Senti o cheiro de longe
e isso me fez correr até ele. Era uma mistura de doce com salgado. O fogão
estava forrado com panelas, todas cheias. Em uma tinha arroz com carne, na
outra, feijão com bastante bacon e linguiça; tinha macarrão com molho e carne
de panela. No forno um bolo assando e na geladeira um mousse de manga pronto
para ser devorado.
Do lado de fora vovô
fabricava vassouras sentado na beirada da escada. Minha mãe e minha avó
cuidavam do almoço, enquanto meu pai e meus irmãos cavavam um buraco na terra a
procura de minhocas, eles iriam pescar mais tarde. Era divertido ver o
beija-flor chegar e se aproximar de um bebedouro com uma flor grudada nele e
ficar ali parado no ar com suas asas batendo numa velocidade descomunal.
Comida quase pronta.
Após desocupar uma das bocas do velho fogão azul, mamãe botou outra panela.

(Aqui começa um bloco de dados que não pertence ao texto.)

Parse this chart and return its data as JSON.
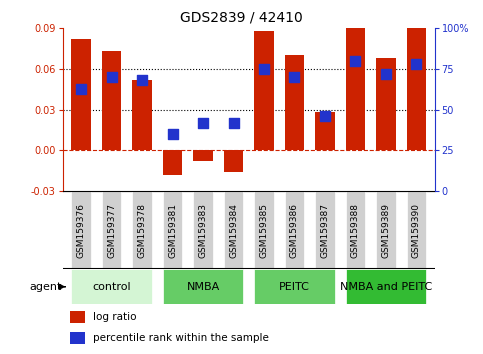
{
  "title": "GDS2839 / 42410",
  "samples": [
    "GSM159376",
    "GSM159377",
    "GSM159378",
    "GSM159381",
    "GSM159383",
    "GSM159384",
    "GSM159385",
    "GSM159386",
    "GSM159387",
    "GSM159388",
    "GSM159389",
    "GSM159390"
  ],
  "log_ratio": [
    0.082,
    0.073,
    0.052,
    -0.018,
    -0.008,
    -0.016,
    0.088,
    0.07,
    0.028,
    0.09,
    0.068,
    0.09
  ],
  "percentile_rank": [
    63,
    70,
    68,
    35,
    42,
    42,
    75,
    70,
    46,
    80,
    72,
    78
  ],
  "groups": [
    {
      "label": "control",
      "start": 0,
      "end": 3,
      "color": "#d4f5d4"
    },
    {
      "label": "NMBA",
      "start": 3,
      "end": 6,
      "color": "#66cc66"
    },
    {
      "label": "PEITC",
      "start": 6,
      "end": 9,
      "color": "#66cc66"
    },
    {
      "label": "NMBA and PEITC",
      "start": 9,
      "end": 12,
      "color": "#33bb33"
    }
  ],
  "ylim_left": [
    -0.03,
    0.09
  ],
  "ylim_right": [
    0,
    100
  ],
  "yticks_left": [
    -0.03,
    0,
    0.03,
    0.06,
    0.09
  ],
  "yticks_right": [
    0,
    25,
    50,
    75,
    100
  ],
  "hlines_dotted": [
    0.03,
    0.06
  ],
  "bar_color": "#cc2200",
  "dot_color": "#2233cc",
  "bar_width": 0.65,
  "dot_size": 50,
  "title_fontsize": 10,
  "tick_fontsize": 7,
  "sample_fontsize": 6.5,
  "legend_fontsize": 7.5,
  "group_label_fontsize": 8,
  "agent_fontsize": 8,
  "right_axis_color": "#2233cc",
  "left_axis_color": "#cc2200",
  "background_color": "#ffffff"
}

Vovô não almoçava sem antes saborear um prato de sopa. Um a um os ingredientes
foram sendo colocados: batata cortada em pequenos pedaços, cenoura em rodelas e
frango em cubinhos; a sopa seria feita com arroz.
Depois de tudo realmente
pronto todos se sentavam a mesa. Pratos brancos com detalhes desenhados nas
bordas, copos e talheres. Travessas com arroz, feijão, macarrão e a panela de
sopa do vô. E ali se fazia o silêncio, ninguém falava, resmungava ou reclamava,
era uma quietude só. Terminada as refeições os pratos eram recolhidos e a louça
era lavada, tudo era guardado nos armários e nas gavetas. Tudo seria repetido
no dia seguinte.
Varas separadas, anzóis
também e as iscas colocadas dentro de uma lata velha de achocolatado. Chapéu de
palha enfiado na cabeça para proteger do sol quente e um recipiente telado para
botar os peixes pescados. O caminho até o lago era feito a pé, de chinelo de
dedo para proteger das pedras e do cascalho que machucava. No local tudo era
arrumado; as varas eram posicionadas e começava a pescaria. Era preciso fazer
silêncio, senão os peixes não viriam.
Na volta eu carregava o
recipiente telado contendo dois peixes de tamanho médio. Vovó e a minha mãe
estavam no portão esperando a gente chegar; atrás delas a Brasília creme com
uma sandália em miniatura pendurada no retrovisor. Meu avô arrumava em um
quartinho lotado de tranqueiras as vassouras fabricadas e organizava um pouco
da bagunça.
Todos estavam de volta.
Os peixes seriam limpos e preparados para o jantar. Na sala a televisão ligada
anunciava a próxima atração; os banhos seriam tomados, pratos seriam cheios e
depois esvaziados por bocas famintas; corpos cansados ganhariam descanso em
camas macias, e assim se encerrava mais um dia.